Samantha, Roberto e il piccolo Davide, un minuscolo nucleo familiare tramortito non dal carcere in sé ma dalla palese illegalità della sua amministrazione, lontana anni luce da quanto previsto dalla Costituzione, dalla legge sull’ordinamento penitenziario e dal suo regolamento di attuazione.

Roberto entra alle Vallette di Torino il 10 settembre 2020. È in precarie condizioni di salute perché affetto da epilessia, cardiopatia ed enfisema polmonare. Samantha, la sua compagna, lo vede deperire sotto i suoi occhi ed è molto preoccupata per via della diffusione del Covid nelle carceri. Per la prima volta si trova a dover affrontare la realtà “durissima e grigia” del carcere. «Ho sempre visto questo mondo – mi confida – con gli occhi di chi colpevolizza i detenuti pensando che l’aver commesso un reato implichi il pagare con il prezzo della sofferenza la violazione del patto con la società». «Mi sono dovuta ricredere – commenta Samantha – perché l’istituzione penitenziaria non si limita alla privazione della libertà, che è già un’afflizione immensa, ma nega diritti fondamentali come quello alla salute».

Racconta la donna che tutte le richieste di visite e controlli per le patologie del suo compagno venivano sistematicamente respinte nonostante le patologie incompatibili e rischiosissime in caso di contrazione del nuovo virus. Roberto perde così 35 chili di peso ma dal carcere rispondono che “è tutto sotto controllo”. Samantha, che è una ragazza sveglia, coinvolge i difensori che cominciano a presentare istanze per far visitare Roberto da un medico esterno; passano cinque mesi e finalmente, a febbraio di quest’anno, il medico esterno può visitarlo e presentare una relazione con richiesta di esami diagnostici e visite specialistiche, le quali però vengono prese in considerazione dalla sanità penitenziaria solo nel mese di giugno. Siamo ad agosto, la famiglia non viene aggiornata e la sensazione più che fondata è che il “generale agosto” complichi ancor di più una situazione divenuta disperante.
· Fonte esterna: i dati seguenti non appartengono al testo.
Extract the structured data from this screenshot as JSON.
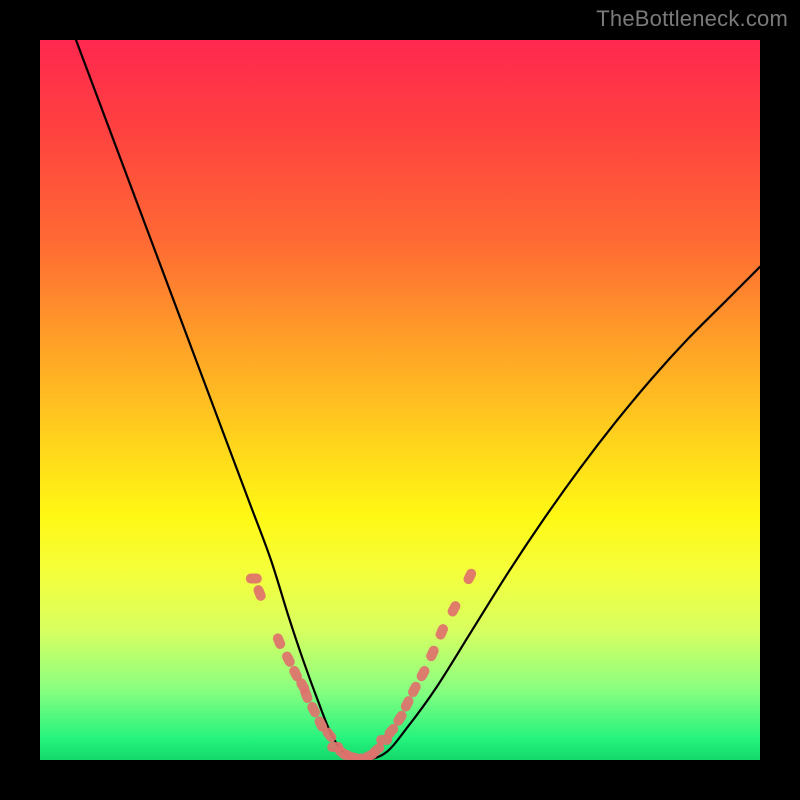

Ma ora facciamo un breve passo indietro nel tempo. Già, perché c’è un altro importante protagonista che tiene unito il nucleo familiare: il piccolo Davide, che ha cinque anni e vuole vedere di persona suo padre e certo non gli bastano le videochiamate mensili. «Mio figlio – racconta Samantha – mi ha così conosciuta come Mamma Pagliaccio perché, con la ripresa dei colloqui in presenza, mi sono dovuta inventare di tutto per distrarlo dall’enorme ammasso di ferro e cemento che contiene e detiene il suo papà». Le istituzioni non si fanno scrupolo di rendere meno traumatizzanti quegli incontri che per disposizione della Asl si svolgono ancora in salette chiuse con il vetro divisorio nonostante il Green pass dei genitori e sebbene una circolare del Dap chieda espressamente l’apertura delle “aree verdi” delle carceri per incontri più sereni con i minori.

Per farvi comprendere quanto arrivi a essere perversa l’istituzione penitenziaria nella sua realtà quotidiana, vengo ora all’epilogo di questa storia. Ieri Roberto si è visto accogliere l’istanza di avvicinamento alla famiglia che aveva presentato per essere più vicino a suo figlio Davide che a sua volta ha problemi di salute. Accade però che Roberto viene trasferito in un carcere dove i colloqui con i familiari sono arbitrariamente ridotti da sei a due ogni mese e dove i minori sotto i 14 anni non possono fare ingresso. Completamente cancellati l’art. 28 dell’Ordinamento Penitenziario che stabilisce che “particolare cura è dedicata a mantenere, migliorare o ristabilire le relazioni dei detenuti e degli internati con le famiglie”, e l’art. 18 che, proprio riguardo ai colloqui recita che “particolare cura è dedicata ai colloqui con i minori di anni quattordici”.

Quanto a come viene gestita la sanità nel carcere di Torino, dopo aver visitato l’istituto (il 2 agosto scorso) insieme all’Associazione Marco Pannella di Torino, abbiamo scritto al presidente della Regione Alberto Cirio e all’Assessore alla Sanità Luigi Icardi chiedendo conto delle inaudite disfunzioni che ledono il diritto alla salute di tutta la popolazione detenuta. Credo però che l’unica strada da percorrere sia quella della denuncia penale non tanto e non solo all’Autorità giudiziaria italiana che maneggia il principio dell’obbligatorietà dell’azione penale a sua discrezione quando è lo Stato a violare le sue stesse leggi, ma soprattutto alle corti superiori, a partire dalla Corte Europea dei Diritti dell’Uomo.